De Laine Kate M, Matthews Geoff, Grivell Rosalie M
Obstetrics and Gynaecology, Women's and Children's Hospital, North Adelaide, SA, Australia.
Aust N Z J Obstet Gynaecol. 2013 Aug;53(4):353-7. doi: 10.1111/ajo.12052. Epub 2013 Feb 25.
Vitamin D deficiency in pregnancy is associated with adverse events such as pre-eclampsia, primary caesarean section and vitamin D deficiency of the newborn.
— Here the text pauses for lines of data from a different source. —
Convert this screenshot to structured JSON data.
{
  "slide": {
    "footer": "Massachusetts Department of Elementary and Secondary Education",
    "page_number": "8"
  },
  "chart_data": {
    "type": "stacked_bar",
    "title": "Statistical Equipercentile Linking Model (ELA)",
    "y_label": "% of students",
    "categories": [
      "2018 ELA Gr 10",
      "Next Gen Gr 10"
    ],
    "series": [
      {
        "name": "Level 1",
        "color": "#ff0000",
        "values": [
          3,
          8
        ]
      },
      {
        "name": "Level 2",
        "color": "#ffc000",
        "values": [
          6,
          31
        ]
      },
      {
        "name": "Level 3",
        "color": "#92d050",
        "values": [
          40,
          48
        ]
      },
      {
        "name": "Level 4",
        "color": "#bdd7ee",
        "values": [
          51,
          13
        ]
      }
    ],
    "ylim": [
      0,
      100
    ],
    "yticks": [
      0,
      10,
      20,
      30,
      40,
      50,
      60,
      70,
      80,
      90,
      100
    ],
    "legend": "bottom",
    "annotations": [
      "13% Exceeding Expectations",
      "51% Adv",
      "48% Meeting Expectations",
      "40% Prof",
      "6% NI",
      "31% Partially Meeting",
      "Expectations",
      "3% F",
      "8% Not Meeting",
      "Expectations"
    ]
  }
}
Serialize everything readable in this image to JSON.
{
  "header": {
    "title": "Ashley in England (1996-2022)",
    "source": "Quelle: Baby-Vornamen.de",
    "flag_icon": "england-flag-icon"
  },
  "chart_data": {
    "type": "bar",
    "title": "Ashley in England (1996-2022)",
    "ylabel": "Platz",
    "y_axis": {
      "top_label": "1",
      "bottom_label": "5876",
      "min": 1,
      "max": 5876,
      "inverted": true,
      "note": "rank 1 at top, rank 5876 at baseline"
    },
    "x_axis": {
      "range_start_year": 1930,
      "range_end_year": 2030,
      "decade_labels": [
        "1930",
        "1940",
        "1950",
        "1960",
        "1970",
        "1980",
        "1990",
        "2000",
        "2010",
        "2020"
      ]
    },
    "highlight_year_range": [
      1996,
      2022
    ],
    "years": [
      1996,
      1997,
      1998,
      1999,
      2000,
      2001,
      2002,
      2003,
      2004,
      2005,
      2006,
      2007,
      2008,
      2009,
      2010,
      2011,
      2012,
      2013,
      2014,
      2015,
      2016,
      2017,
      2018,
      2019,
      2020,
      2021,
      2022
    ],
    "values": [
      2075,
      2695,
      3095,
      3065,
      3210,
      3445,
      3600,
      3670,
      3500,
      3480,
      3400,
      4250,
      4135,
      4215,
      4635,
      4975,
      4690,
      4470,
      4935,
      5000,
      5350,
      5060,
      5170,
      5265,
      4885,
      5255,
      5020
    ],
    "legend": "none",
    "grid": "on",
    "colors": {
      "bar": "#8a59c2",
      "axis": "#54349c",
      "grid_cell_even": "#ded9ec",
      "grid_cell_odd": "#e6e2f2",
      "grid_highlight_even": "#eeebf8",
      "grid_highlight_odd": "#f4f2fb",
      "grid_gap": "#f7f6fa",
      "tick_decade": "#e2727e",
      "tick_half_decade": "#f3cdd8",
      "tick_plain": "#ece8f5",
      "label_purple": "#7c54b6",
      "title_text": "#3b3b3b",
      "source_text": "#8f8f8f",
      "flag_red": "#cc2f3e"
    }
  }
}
Vitamin D screening in pregnancy is not universal.
To evaluate the vitamin D status of pregnant women at our institution and assess the sensitivity of the current risk-based screening guideline.
A prospective audit of vitamin D levels of all women presenting for their first antenatal booking visit during 3 four-week periods (in 2009-2010) was conducted at the Women's and Children's Hospital, South Australia. The main outcome measure was 25-hydroxyvitamin D3 levels. Information was also collected on body mass index, self-reported ethnicity and whether or not vitamin D testing was indicated based on the hospital guidelines.
Four hundred and seventy-two women consented to inclusion in the audit. 67.4% (318/472) were 'low-risk' according to the hospital guidelines for vitamin D screening. 46.2% of these women and 78.6% of 'high-risk' women were vitamin D deficient (<60 nmol/L). Mean vitamin D levels were 62.7 ± 22.0 and 43.4 ± 26.3 nmol/L for low- and high-risk women, respectively. 54.9% (147/268) of women who were found to be vitamin D deficient were classified as 'low-risk' giving a sensitivity of 45% for the current risk-based screening guideline.
Based on current normal ranges for vitamin D, risk-based screening criteria for vitamin D deficiency in pregnancy fails to detect over half of vitamin D deficient women at our institution. Current South Australian guidelines should be amended in favour of universal screening of vitamin D for all pregnant patients at their booking visit.
孕期维生素D缺乏与子痫前期、剖宫产及新生儿维生素D缺乏等不良事件相关。孕期维生素D筛查尚未普及。
评估我院孕妇的维生素D状况,并评估当前基于风险的筛查指南的敏感性。
在南澳大利亚州妇女儿童医院对2009 - 2010年期间3个为期四周时段内首次进行产前检查的所有女性的维生素D水平进行前瞻性审计。主要观察指标为25 - 羟基维生素D3水平。还收集了体重指数、自我报告的种族信息以及根据医院指南是否需要进行维生素D检测的信息。
472名女性同意纳入审计。根据医院维生素D筛查指南,67.4%(318/472)为“低风险”。这些女性中有46.2%以及“高风险”女性中有78.6%维生素D缺乏(<60 nmol/L)。低风险和高风险女性的平均维生素D水平分别为62.7±22.0和43.4±26.3 nmol/L。被发现维生素D缺乏的女性中有54.9%(147/268)被归类为“低风险”,这表明当前基于风险的筛查指南的敏感性为45%。
基于目前维生素D的正常范围,孕期维生素D缺乏的基于风险的筛查标准未能在我院检测出超过一半的维生素D缺乏女性。南澳大利亚州目前的指南应修订,支持对所有孕妇在首次产前检查时进行普遍的维生素D筛查。